Wirkungen und Anerkennung

Eine nach den Vorgaben des Übereinkommens durchgeführte Adoption wird in allen Vertragsstaaten grundsätzlich anerkannt. Die Anerkennung umfasst die maßgeblichen Wirkungen, etwa die Entstehung elterlicher Verantwortung und – bei Volladoption – die rechtliche Gleichstellung mit einem leiblichen Kind. Unterschiede zwischen Voll- und Einfachadoption bleiben dem nationalen Recht vorbehalten. Eine Umwandlung einer Einfachadoption in eine Volladoption ist möglich, wenn das Aufnahmerecht dies vorsieht und die hierfür erforderlichen Zustimmungen vorliegen. Die Versagung der Anerkennung kommt nur ausnahmsweise in Betracht, etwa wenn grundlegende Rechtsgrundsätze des Anerkennungsstaates verletzt würden.

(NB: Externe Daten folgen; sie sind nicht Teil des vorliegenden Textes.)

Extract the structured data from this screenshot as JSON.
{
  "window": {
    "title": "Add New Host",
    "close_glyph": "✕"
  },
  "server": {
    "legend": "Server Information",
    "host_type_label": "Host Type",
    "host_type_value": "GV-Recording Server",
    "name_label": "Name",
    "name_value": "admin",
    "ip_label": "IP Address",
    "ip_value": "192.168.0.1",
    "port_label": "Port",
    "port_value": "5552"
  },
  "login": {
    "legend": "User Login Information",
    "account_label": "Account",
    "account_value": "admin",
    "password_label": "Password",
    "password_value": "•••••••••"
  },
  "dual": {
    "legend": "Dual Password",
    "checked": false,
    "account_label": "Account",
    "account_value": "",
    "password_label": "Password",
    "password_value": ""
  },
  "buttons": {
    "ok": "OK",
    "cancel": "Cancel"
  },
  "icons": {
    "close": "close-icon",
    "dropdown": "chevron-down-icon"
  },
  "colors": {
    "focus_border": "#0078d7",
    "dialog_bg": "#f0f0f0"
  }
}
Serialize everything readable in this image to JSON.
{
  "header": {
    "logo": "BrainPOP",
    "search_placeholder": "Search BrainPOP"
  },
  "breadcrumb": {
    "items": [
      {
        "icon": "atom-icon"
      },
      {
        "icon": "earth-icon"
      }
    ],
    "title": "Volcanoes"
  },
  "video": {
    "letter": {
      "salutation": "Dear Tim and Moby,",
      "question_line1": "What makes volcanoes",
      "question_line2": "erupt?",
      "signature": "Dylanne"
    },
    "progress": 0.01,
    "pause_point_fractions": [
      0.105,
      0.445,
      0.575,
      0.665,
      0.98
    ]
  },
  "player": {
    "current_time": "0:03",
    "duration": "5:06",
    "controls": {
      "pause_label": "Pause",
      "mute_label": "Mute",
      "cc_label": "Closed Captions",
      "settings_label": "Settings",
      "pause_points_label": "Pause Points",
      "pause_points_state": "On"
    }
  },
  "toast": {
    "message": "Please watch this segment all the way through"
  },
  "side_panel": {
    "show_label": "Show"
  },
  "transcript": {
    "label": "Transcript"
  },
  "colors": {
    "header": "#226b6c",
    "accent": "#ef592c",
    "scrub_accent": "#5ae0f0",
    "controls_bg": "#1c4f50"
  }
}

Schutzmechanismen gegen Missbrauch

Das Übereinkommen verpflichtet zu wirksamer Aufsicht über Vermittlungsstellen, zur Dokumentation der Herkunft des Kindes und der Einhaltung der Verfahrensvorgaben sowie zur Aufbewahrung relevanter Informationen. Unzulässige Zahlungen oder Gegenleistungen sind untersagt. Kontakte zwischen annehmender Person oder Paar und Herkunftspersonen vor den erforderlichen Zustimmungen werden grundsätzlich begrenzt, um Drucksituationen oder Einflussnahmen zu vermeiden. Datenschutz und Vertraulichkeit sind zu wahren.

Verhältnis zu innerstaatlichem Recht und anderen Abkommen

Das Übereinkommen setzt einen internationalen Rahmen; die Einzelheiten der Durchführung bestimmen die Vertragsstaaten durch nationales Recht. Es ergänzt andere internationale Übereinkommen zum Kinderschutz, ohne diese zu ersetzen. Fragen des Aufenthalts- und Staatsangehörigkeitsrechts bleiben dem jeweiligen nationalen Recht überlassen. Innerhalb der Europäischen Union bestehen keine eigenständigen unionsweiten Adoptionsregeln; das Übereinkommen bildet auch dort den maßgeblichen internationalen Standard.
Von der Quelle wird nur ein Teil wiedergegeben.